C'est la somme de ces rencontres et des hasards entremêlés qui fera le sel de cette comédie plus dramatique et désenchantée que drôle. Du SDF nommé Jésus, qui en se prenant une balle possède tout à coup des stigmates et un soudain trou dans la paume de la main, au téléphone qui passe de main en main, sans jamais vraiment servir à personne, si ce n'est à assurer les ressorts du scénario lui-même.
On suit donc le duo Lanners/Dupontel avec curiosité, au milieu de décors savamment exploités pour leur aspect graphique (des ruines de hangars, les plaines de la Beauce, les vestiges de la ligne d'aéro-train imaginée par Giscard dans les années 70...).

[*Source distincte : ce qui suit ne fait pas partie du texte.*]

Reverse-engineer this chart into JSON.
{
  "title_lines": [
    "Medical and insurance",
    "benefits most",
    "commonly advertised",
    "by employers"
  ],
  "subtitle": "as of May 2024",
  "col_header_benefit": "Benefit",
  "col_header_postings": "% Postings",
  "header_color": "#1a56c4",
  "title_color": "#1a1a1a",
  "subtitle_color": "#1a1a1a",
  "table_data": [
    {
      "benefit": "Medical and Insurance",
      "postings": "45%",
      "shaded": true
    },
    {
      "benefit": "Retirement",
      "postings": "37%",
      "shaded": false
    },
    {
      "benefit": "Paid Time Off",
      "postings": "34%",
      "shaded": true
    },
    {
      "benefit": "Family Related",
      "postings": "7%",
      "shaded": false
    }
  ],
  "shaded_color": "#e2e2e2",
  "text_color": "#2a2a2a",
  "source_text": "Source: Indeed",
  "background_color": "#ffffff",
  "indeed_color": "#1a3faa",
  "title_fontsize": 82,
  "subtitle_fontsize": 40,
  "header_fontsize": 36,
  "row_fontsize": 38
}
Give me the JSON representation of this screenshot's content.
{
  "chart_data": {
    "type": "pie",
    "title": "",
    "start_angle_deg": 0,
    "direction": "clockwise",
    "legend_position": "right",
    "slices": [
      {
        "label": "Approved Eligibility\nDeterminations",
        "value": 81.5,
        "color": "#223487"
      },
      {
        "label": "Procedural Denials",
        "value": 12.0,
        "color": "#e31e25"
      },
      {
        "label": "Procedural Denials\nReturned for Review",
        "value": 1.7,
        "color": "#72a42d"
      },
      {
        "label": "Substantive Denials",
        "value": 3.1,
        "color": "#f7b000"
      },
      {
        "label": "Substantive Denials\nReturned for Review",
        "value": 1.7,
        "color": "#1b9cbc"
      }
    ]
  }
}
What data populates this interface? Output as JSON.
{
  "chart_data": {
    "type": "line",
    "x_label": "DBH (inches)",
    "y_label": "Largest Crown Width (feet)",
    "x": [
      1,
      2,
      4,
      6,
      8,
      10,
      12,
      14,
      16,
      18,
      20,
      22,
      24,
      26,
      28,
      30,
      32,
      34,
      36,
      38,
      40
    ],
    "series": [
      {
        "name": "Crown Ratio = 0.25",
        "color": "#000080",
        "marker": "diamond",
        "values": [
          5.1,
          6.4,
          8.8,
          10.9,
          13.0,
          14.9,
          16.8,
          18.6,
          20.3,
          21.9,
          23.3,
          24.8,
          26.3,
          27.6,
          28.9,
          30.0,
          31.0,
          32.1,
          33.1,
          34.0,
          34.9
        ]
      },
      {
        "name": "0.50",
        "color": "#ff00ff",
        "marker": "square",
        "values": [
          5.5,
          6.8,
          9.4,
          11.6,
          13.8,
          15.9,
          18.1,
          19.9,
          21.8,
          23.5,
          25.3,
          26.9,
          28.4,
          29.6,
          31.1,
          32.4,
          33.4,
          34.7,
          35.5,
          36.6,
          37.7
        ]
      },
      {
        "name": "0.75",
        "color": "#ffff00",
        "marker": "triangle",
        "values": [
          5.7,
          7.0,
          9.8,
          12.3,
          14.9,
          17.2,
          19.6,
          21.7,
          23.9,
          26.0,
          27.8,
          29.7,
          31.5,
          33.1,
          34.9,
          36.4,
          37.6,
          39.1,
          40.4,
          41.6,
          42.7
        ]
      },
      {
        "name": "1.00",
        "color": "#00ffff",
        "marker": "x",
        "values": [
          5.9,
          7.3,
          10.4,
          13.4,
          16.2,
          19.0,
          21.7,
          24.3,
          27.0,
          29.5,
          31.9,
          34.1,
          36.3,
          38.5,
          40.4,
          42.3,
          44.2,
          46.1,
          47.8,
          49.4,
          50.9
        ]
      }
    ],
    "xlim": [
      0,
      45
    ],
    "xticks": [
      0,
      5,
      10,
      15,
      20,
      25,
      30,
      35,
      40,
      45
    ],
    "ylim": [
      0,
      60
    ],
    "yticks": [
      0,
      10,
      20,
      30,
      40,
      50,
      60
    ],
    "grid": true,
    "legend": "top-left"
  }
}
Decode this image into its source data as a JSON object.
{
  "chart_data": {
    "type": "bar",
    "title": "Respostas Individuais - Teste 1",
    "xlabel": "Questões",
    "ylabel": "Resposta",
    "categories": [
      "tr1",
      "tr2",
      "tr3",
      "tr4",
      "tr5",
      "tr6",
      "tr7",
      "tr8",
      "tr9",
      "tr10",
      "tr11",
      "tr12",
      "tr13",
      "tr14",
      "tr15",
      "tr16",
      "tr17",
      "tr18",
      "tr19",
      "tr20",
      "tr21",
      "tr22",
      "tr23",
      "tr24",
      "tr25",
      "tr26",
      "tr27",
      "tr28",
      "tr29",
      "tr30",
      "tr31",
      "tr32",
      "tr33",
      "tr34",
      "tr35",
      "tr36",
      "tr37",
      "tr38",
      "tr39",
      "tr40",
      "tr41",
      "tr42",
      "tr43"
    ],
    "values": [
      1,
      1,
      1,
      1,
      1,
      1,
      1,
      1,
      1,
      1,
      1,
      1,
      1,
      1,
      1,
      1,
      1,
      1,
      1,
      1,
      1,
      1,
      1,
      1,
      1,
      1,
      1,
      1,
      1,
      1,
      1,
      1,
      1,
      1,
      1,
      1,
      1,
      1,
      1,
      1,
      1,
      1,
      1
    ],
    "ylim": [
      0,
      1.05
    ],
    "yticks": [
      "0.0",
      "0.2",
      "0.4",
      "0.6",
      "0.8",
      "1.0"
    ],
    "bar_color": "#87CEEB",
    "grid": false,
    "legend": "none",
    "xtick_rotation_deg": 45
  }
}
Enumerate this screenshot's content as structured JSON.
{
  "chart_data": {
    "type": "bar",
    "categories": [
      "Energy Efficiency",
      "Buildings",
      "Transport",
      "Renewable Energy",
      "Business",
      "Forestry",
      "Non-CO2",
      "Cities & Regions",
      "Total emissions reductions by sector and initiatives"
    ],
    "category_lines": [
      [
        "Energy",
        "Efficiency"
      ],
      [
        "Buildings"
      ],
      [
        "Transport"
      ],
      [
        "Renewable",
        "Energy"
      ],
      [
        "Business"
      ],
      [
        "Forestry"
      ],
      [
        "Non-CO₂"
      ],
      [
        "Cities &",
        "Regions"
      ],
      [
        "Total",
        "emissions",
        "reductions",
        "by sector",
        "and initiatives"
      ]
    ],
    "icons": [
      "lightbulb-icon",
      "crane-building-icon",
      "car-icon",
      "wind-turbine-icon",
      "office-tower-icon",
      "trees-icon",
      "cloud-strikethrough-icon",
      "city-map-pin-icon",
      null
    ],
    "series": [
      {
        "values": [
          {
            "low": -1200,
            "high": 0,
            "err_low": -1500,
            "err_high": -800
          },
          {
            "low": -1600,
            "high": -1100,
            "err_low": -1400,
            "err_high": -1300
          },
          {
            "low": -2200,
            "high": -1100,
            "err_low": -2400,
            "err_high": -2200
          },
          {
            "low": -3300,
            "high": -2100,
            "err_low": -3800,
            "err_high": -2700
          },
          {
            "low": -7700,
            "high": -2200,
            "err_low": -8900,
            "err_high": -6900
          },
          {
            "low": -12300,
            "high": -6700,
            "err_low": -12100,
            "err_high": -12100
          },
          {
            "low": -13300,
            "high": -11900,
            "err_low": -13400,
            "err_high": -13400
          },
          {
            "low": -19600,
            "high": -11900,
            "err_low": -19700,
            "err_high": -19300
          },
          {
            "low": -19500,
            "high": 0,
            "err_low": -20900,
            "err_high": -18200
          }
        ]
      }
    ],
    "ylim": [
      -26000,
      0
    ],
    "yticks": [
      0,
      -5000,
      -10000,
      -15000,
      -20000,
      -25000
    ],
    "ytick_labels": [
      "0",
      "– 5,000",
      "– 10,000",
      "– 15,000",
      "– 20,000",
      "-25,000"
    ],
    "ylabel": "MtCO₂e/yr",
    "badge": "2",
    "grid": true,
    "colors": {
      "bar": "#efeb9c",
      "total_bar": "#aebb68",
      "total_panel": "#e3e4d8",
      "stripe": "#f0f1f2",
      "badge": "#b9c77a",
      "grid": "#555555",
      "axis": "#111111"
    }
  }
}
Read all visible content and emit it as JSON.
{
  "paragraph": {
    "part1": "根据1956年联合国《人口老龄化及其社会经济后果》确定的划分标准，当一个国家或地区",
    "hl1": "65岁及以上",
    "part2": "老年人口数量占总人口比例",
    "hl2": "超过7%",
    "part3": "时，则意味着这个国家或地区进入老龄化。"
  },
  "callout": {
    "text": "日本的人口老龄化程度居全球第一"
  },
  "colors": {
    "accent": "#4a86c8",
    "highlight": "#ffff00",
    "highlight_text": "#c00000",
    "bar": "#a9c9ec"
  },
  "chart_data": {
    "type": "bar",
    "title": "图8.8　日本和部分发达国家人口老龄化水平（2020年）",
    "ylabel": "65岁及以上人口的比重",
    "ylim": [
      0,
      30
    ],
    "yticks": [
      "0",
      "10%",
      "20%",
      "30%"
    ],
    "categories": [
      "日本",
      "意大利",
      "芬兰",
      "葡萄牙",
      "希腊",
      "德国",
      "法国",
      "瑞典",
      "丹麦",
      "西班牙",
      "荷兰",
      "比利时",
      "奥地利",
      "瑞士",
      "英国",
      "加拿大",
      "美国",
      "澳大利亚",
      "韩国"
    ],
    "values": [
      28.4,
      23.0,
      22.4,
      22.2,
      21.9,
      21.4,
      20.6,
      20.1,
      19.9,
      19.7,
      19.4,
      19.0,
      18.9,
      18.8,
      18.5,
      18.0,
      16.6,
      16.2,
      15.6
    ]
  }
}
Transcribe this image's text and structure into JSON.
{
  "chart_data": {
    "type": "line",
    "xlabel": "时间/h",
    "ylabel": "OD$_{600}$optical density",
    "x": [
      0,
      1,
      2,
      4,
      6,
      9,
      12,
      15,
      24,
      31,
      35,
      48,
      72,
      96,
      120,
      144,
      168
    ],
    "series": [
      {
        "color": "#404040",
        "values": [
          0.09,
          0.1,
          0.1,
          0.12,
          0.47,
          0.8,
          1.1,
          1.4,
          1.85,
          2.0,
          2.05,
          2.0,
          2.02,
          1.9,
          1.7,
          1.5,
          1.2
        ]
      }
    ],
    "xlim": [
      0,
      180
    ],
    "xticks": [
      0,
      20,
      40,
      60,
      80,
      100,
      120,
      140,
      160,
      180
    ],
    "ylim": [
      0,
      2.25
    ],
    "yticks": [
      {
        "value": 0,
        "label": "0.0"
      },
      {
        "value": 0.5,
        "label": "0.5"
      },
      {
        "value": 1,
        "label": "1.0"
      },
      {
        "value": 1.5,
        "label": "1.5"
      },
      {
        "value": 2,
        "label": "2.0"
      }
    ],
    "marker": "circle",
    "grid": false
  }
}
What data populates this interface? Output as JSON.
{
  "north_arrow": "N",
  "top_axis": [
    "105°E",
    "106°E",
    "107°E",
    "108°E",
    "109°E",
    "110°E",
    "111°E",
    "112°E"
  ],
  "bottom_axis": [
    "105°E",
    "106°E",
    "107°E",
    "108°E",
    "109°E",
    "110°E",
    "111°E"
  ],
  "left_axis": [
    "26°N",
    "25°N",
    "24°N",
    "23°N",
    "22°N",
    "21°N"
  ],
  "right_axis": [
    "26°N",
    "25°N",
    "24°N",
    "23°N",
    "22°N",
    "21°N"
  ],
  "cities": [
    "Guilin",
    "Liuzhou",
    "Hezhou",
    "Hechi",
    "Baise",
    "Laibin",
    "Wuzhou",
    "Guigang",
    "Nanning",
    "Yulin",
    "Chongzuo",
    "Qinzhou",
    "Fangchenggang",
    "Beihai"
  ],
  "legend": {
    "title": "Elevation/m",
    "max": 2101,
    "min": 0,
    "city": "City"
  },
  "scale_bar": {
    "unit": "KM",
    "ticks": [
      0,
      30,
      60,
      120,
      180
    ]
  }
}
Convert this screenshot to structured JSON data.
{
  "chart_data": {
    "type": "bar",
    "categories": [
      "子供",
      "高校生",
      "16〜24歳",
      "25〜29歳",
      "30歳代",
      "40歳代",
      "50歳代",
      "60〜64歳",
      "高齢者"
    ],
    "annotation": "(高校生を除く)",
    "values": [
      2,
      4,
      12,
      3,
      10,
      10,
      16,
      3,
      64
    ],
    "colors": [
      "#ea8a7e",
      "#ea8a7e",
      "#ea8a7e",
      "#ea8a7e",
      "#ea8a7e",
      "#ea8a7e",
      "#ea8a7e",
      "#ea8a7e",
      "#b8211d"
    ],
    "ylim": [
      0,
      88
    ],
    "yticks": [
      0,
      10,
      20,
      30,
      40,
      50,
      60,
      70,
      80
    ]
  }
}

Et l'émotion se pointe au tournant d'un discours inattendu sur la peur de mourir seul ou sur la maladie.
Au milieu de personnages sans pitié, ce sont finalement deux vieillards (Michael Lonsdale et Max Von Sydow) qui sont chargés de nous rappeler fort justement que "vivre ça n'est pas seulement respirer". Cette œuvre empruntant beaucoup dans sa forme au western moderne, trouve alors son chemin philosophique et humaniste, au-delà de la comédie cynique qu'elle semble être initialement.